Late settlement of invoices may be a nuisance to big business - but to smaller enterprises it can be a crippling or even fatal.
That was the message from a meeting at the European Parliament in Brussels where MEPs were briefed on the problem.
Anthea McIntyre, Conservative employment spokesman in the European Parliament, said: "As someone who has run a small business for twenty five years, I know only too well that larger companies can be blind to the problems of small and micro businesses, who do not have the cash resources to wait for payment or the human resources to chase late payers."
She was speaking after hearing a presentation from the Federation of Small Businesses, which is calling for a culture change across bigger companies to cut out supply-chain bullying and prioritise prompt payment.
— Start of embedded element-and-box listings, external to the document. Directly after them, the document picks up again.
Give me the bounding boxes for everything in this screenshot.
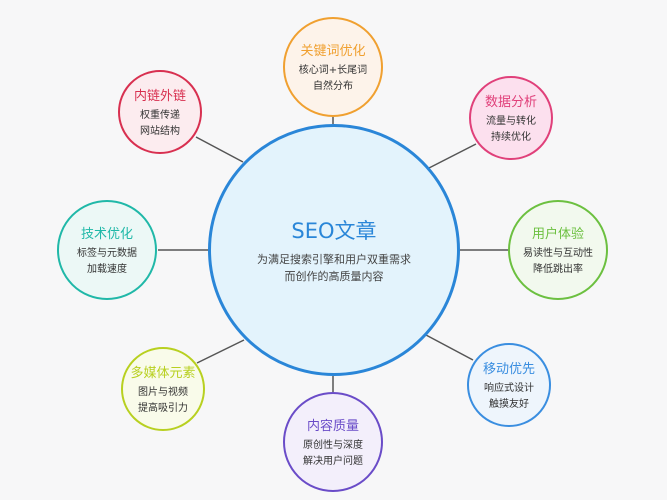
- connector-mobile: [425, 334, 474, 361]
- node-keyword-optimization: 关键词优化 核心词+长尾词 自然分布: [283, 17, 383, 117]
- connector-media: [196, 339, 245, 364]
- connector-data: [428, 143, 477, 169]
- node-title: 多媒体元素: [130, 365, 196, 381]
- node-line: 图片与视频: [138, 386, 188, 398]
- node-line: 触摸友好: [489, 398, 529, 410]
- node-line: 易读性与互动性: [523, 247, 593, 259]
- node-title: 技术优化: [80, 226, 133, 242]
- node-line: 流量与转化: [486, 115, 536, 127]
- node-line: 提高吸引力: [138, 402, 188, 414]
- node-title: 关键词优化: [300, 43, 366, 59]
- node-line: 响应式设计: [484, 382, 534, 394]
- node-internal-external-links: 内链外链 权重传递 网站结构: [118, 70, 202, 154]
- node-line: 原创性与深度: [303, 439, 363, 451]
- node-line: 降低跳出率: [533, 263, 583, 275]
- node-title: 内容质量: [306, 418, 359, 434]
- node-line: 核心词+长尾词: [298, 64, 368, 76]
- center-title: SEO文章: [291, 219, 377, 243]
- node-line: 自然分布: [313, 80, 353, 92]
- node-title: 用户体验: [531, 226, 584, 242]
- node-mobile-first: 移动优先 响应式设计 触摸友好: [467, 343, 551, 427]
- node-line: 加载速度: [87, 263, 127, 275]
- node-technical-optimization: 技术优化 标签与元数据 加载速度: [57, 200, 157, 300]
- node-user-experience: 用户体验 易读性与互动性 降低跳出率: [508, 200, 608, 300]
- node-content-quality: 内容质量 原创性与深度 解决用户问题: [283, 392, 383, 492]
- center-node-seo-article: SEO文章 为满足搜索引擎和用户双重需求 而创作的高质量内容: [208, 124, 460, 376]
- node-title: 内链外链: [133, 88, 186, 104]
- node-title: 数据分析: [484, 94, 537, 110]
- node-multimedia: 多媒体元素 图片与视频 提高吸引力: [121, 347, 205, 431]
- connector-links: [195, 136, 244, 163]
- node-line: 解决用户问题: [303, 455, 363, 467]
- center-description-line-2: 而创作的高质量内容: [284, 270, 384, 283]
- node-line: 权重传递: [140, 109, 180, 121]
- node-line: 标签与元数据: [77, 247, 137, 259]
- node-line: 网站结构: [140, 125, 180, 137]
- node-data-analysis: 数据分析 流量与转化 持续优化: [469, 76, 553, 160]
- center-description-line-1: 为满足搜索引擎和用户双重需求: [257, 253, 411, 266]
- node-title: 移动优先: [482, 361, 535, 377]
- node-line: 持续优化: [491, 131, 531, 143]
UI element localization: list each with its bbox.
The Federation is proposing a range of measures to address the issue, including a requirement for all FTSE 350 companies to sign up to a Prompt Payment Code and greater powers for the Small Business Commission to challenge culprits.
Miss McIntyre, Conservative MEP for the West Midlands, said:
"We have to realise that in many small businesses the managing director is also the accounts manager, HR manager, health and safety officer and credit controller.
"The real working week is spent finding new customers and delivering goods and services. The admin - including checking who has settled their invoice - has to wait until evenings and weekends."
"The impact of late payment can be absolutely crippling - in terms of both money and time wasted in chasing payment. In the worst cases such cash flow problems can spell the end for a small or fledgling company.
"Bigger concerns need to step up and make sure they look after their smaller suppliers instead of driving them to despair by dawdling over payment."